私は大きな画用紙に平仮名の50音表を作成し、病院に持参しました。
つまり、言いたいことを指で示すように仕向けたのです。
しかし、これは全く出来ませんでした。
字も全て忘れている様子で「愕然!」としたことを今でもはっきり覚えています。
逆によどみなくスラスラ話が出来るのに、突然とんでもないことを話してしまうのも失語症です。

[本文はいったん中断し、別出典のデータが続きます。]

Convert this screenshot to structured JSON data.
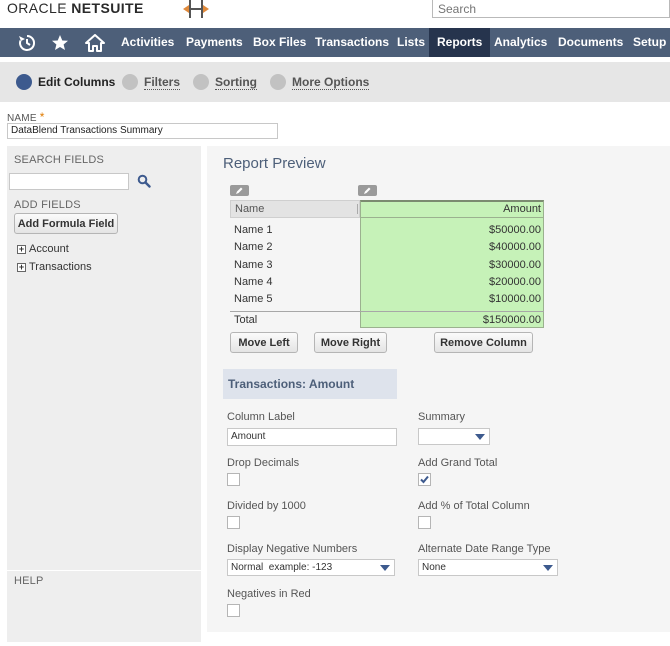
{
  "header": {
    "brand_prefix": "ORACLE",
    "brand_name": "NETSUITE",
    "search_placeholder": "Search"
  },
  "nav": {
    "icons": [
      "recent-icon",
      "star-icon",
      "home-icon"
    ],
    "items": [
      "Activities",
      "Payments",
      "Box Files",
      "Transactions",
      "Lists",
      "Reports",
      "Analytics",
      "Documents",
      "Setup"
    ],
    "active": "Reports"
  },
  "subtabs": [
    "Edit Columns",
    "Filters",
    "Sorting",
    "More Options"
  ],
  "name_field": {
    "label": "NAME",
    "required_mark": "*",
    "value": "DataBlend Transactions Summary"
  },
  "left": {
    "search_title": "SEARCH FIELDS",
    "add_fields_title": "ADD FIELDS",
    "add_formula_button": "Add Formula Field",
    "tree": [
      "Account",
      "Transactions"
    ],
    "help_title": "HELP"
  },
  "preview": {
    "title": "Report Preview",
    "columns": [
      "Name",
      "Amount"
    ],
    "rows": [
      {
        "name": "Name 1",
        "amount": "$50000.00"
      },
      {
        "name": "Name 2",
        "amount": "$40000.00"
      },
      {
        "name": "Name 3",
        "amount": "$30000.00"
      },
      {
        "name": "Name 4",
        "amount": "$20000.00"
      },
      {
        "name": "Name 5",
        "amount": "$10000.00"
      }
    ],
    "total_label": "Total",
    "total_value": "$150000.00",
    "buttons": [
      "Move Left",
      "Move Right",
      "Remove Column"
    ]
  },
  "column_settings": {
    "section_title": "Transactions: Amount",
    "column_label": {
      "label": "Column Label",
      "value": "Amount"
    },
    "summary": {
      "label": "Summary",
      "value": ""
    },
    "drop_decimals": {
      "label": "Drop Decimals",
      "checked": false
    },
    "add_grand_total": {
      "label": "Add Grand Total",
      "checked": true
    },
    "divided_by_1000": {
      "label": "Divided by 1000",
      "checked": false
    },
    "add_pct_total": {
      "label": "Add % of Total Column",
      "checked": false
    },
    "display_negative": {
      "label": "Display Negative Numbers",
      "value": "Normal  example: -123"
    },
    "alt_date_range": {
      "label": "Alternate Date Range Type",
      "value": "None"
    },
    "negatives_in_red": {
      "label": "Negatives in Red",
      "checked": false
    }
  },
  "colors": {
    "nav_bg": "#4d5f79",
    "nav_active": "#26344d",
    "selected_column": "#c6f2b8",
    "accent": "#3d5a8e"
  }
}
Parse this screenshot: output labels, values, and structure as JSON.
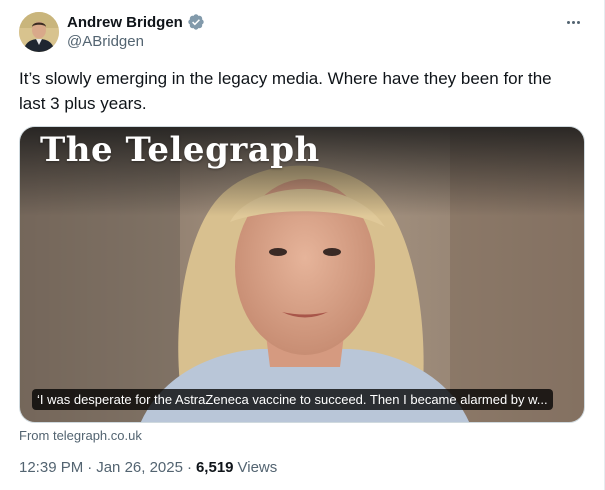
{
  "author": {
    "display_name": "Andrew Bridgen",
    "handle": "@ABridgen",
    "verified_icon": "verified-badge-icon",
    "avatar_icon": "profile-avatar"
  },
  "tweet": {
    "text": "It’s slowly emerging in the legacy media. Where have they been for the last 3 plus years."
  },
  "card": {
    "masthead": "The Telegraph",
    "caption": "‘I was desperate for the AstraZeneca vaccine to succeed. Then I became alarmed by w...",
    "from_prefix": "From ",
    "from_domain": "telegraph.co.uk"
  },
  "meta": {
    "time": "12:39 PM",
    "separator_1": "·",
    "date": "Jan 26, 2025",
    "separator_2": "·",
    "views_count": "6,519",
    "views_label": "Views"
  },
  "colors": {
    "text_primary": "#0f1419",
    "text_secondary": "#536471",
    "verified_blue": "#1d9bf0",
    "border": "#cfd9de"
  }
}
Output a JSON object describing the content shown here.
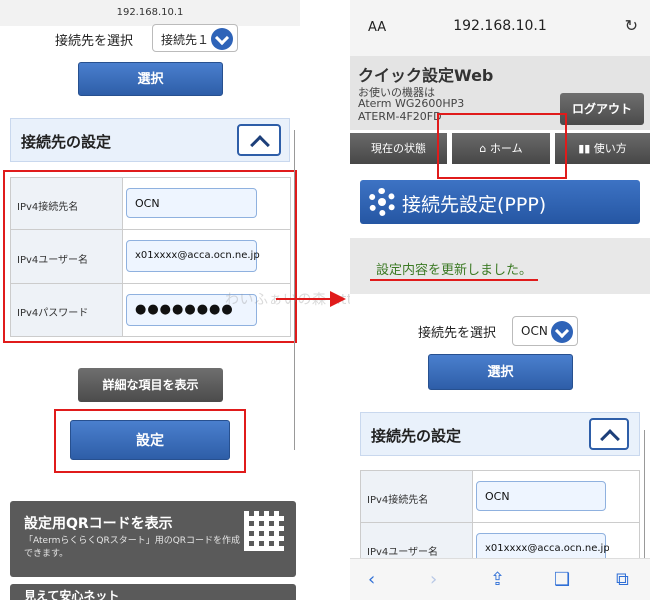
{
  "left": {
    "url": "192.168.10.1",
    "select_label": "接続先を選択",
    "select_value": "接続先１",
    "select_button": "選択",
    "section_title": "接続先の設定",
    "fields": [
      {
        "label": "IPv4接続先名",
        "value": "OCN"
      },
      {
        "label": "IPv4ユーザー名",
        "value": "x01xxxx@acca.ocn.ne.jp"
      },
      {
        "label": "IPv4パスワード",
        "value": "●●●●●●●●"
      }
    ],
    "detail_button": "詳細な項目を表示",
    "set_button": "設定",
    "qr_title": "設定用QRコードを表示",
    "qr_desc": "「AtermらくらくQRスタート」用のQRコードを作成できます。",
    "bottom_label": "見えて安心ネット"
  },
  "watermark": "わいふぁいの森  https://wifinomori.com",
  "right": {
    "aa": "AA",
    "url": "192.168.10.1",
    "app_title": "クイック設定Web",
    "device_label": "お使いの機器は",
    "device_model": "Aterm WG2600HP3",
    "device_id": "ATERM-4F20FD",
    "logout_button": "ログアウト",
    "nav": [
      {
        "label": "現在の状態",
        "icon": ""
      },
      {
        "label": "ホーム",
        "icon": "home-icon"
      },
      {
        "label": "使い方",
        "icon": "book-icon"
      }
    ],
    "page_title": "接続先設定(PPP)",
    "message": "設定内容を更新しました。",
    "select_label": "接続先を選択",
    "select_value": "OCN",
    "select_button": "選択",
    "section_title": "接続先の設定",
    "fields": [
      {
        "label": "IPv4接続先名",
        "value": "OCN"
      },
      {
        "label": "IPv4ユーザー名",
        "value": "x01xxxx@acca.ocn.ne.jp"
      }
    ]
  },
  "colors": {
    "accent": "#2e5ea8",
    "highlight": "#e01b1b",
    "message": "#3c7a24"
  }
}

これは錯語と言いますが、なんでもない簡単な単語を忘れてしまったり、
間違えて理解しているために起ります。
足を「爪切り」と言ったり、自動車を「ライオン」と言ったりするのです。
私が担当したある被害者は、日本石油のガソリンスタンドの前で交通事故受傷したのですが
「ここは何処ですか?」と尋ねると、何処にいても「日石石油」と答えました。
このレベルになりますと「終身労務につくことが出来ない」として3級か、
もしくは「極めて軽易な労務以外は服することが出来ない」として5級が認定されますが、
被害者にとっても、家族にとっても大変深刻です。
従って、私は受傷後6ヶ月を経過すれば、出来るだけ早く症状固定として、
後遺障害診断を受けなさいと強力に推し進めているのです。